In our display unit we angled the ultra-sonic sensor to represent the placement of the sensor in the actual product, which would be just below the shower head.
At this stage we had the all of the components working, apart from our solenoid valve was reading the wrong way around – we have a video of this, with the intention to switch the code later to have the correct solenoid function https://youtu.be/M8W7rpvQq4k
From this point we needed to change the code regarding the distance of the ultra-sonic reading, the solenoid function and the temperature gage (purely just for ease of presentation purposes).

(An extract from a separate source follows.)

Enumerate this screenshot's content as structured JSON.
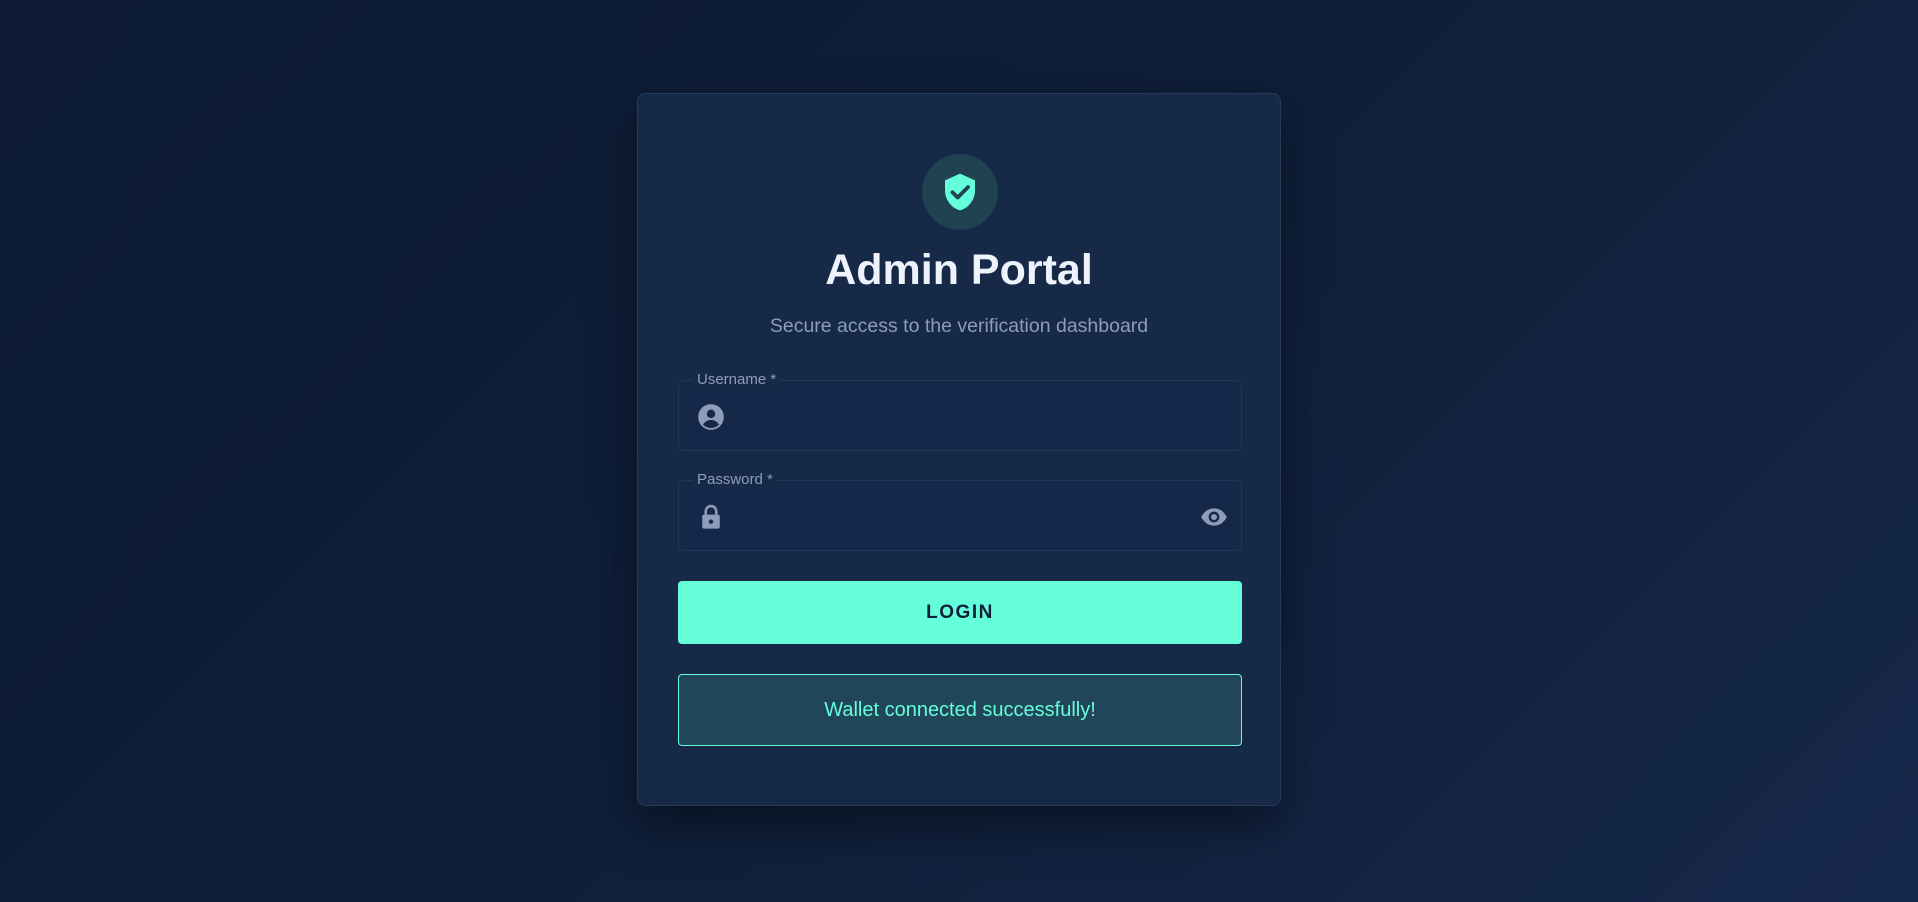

Here is a flow chart of our code and the code itself
Seeing as the most power consuming part of our circuit is the solenoid valve, we will base our calculations upon this. The Arduino itself and the sensors do not take up a lot of power, therefore, in comparison to the solenoid valve they are negligible.
From looking at the specs on the solenoid valve we are using, we can see that it takes 8.5 watts of power. The solenoid valve only consumes power when the valve is open (when someone is standing under the shower and when the water is running cold)
Taking results from the earlier background research we can analyse whether our product will save more energy than it consumes.
Average shower time – 10mins
Average time away from water – 2.1mins
Average time under water – 7.9mins
Average heating up time – 48.1s
Time spent with the solenoid open = (7.9*60) +48.1 = 522.1 seconds of 8.5 watts
Energy = Power x Time. Therefore 8.5 * 522.1 = 4437.85 Joules (J)
4437.85J = 0.0012327361111 kWh or 1.23×10^-3 kWhs
The wastage we are saving (in energy alone) is 0.33kWh per shower – therefore, adding in the energy cost of our product – it will save you 0.329kWhs per shower, 120kWhs per year and 480kWhs per household per year
To properly analyse the data we took from our earlier survey, we took a look at two specific candidates; one that wasted a lot of water and one that didn’t waste much at all. As this survey was anonymous the names have been fabricated.
Time taken for shower to warm up: 30 seconds
Activity done whilst waiting: Phone scrolling for 1 minute
Shower length: 17.5 minutes
Time spent out of the water: 5 minutes
Total time of water flow wasted: 5.5minutes (330 seconds)
77ml/s. (77*330 = 25410ml) 25.4l of water wasted per shower. Showering uses 1/480kWh in energy per second. (330*(1/480) = 0.69kWh per shower.
Year-long: (0.69*365 = 250.9kWh) (25.4*365 =9271l) (250.9*(18.01p per kWh) = 4518.7) (9271*(0.3p per litre) = 2781.3) (2781.3 + 4581.7 = 7363)
In a year, Chloe will save 259kWhs of energy, 9271 litres of water and £73.63 – Very cost and energy effective
Age: 45 – 54
Time taken for shower to warm up: 120 seconds
Activity done whilst waiting: Brush teeth 2.5 minutes
Shower length: 9 minutes
Time spent out of the water: 0 minutes
Total time of water flow wasted: 30 seconds
77ml/s. (77*30= 107ml) 0.12l of water wasted per shower. Showering uses 1/480kWh in energy per second. (30*(1/480) = 0.06kWh per shower.
Year-long: (0.06*365 = 22.8kWh) (0.12*365 =43.8l) (22.8*(18.01p per kWh) = 410.6) (0.12*(0.3p per litre) = 0.036) (0.036+ 410.6 = 410.6)
In a year, Jackie will save 22.8Kwh of energy, 0.12 litres of water and £4.10 – Not very cost and energy effective
Adding extra energy saving features to a shower head can dramatically reduce the environmental impact of taking a shower.
We would look to build this product into excising electric shower units; as they already contain solenoid valve and a power supply, only the shower head . Again, reducing the energy and material consumption of the product. It uses considerably less energy than the vast amount saved, especially in a house-hold which uses the shower 4 time daily.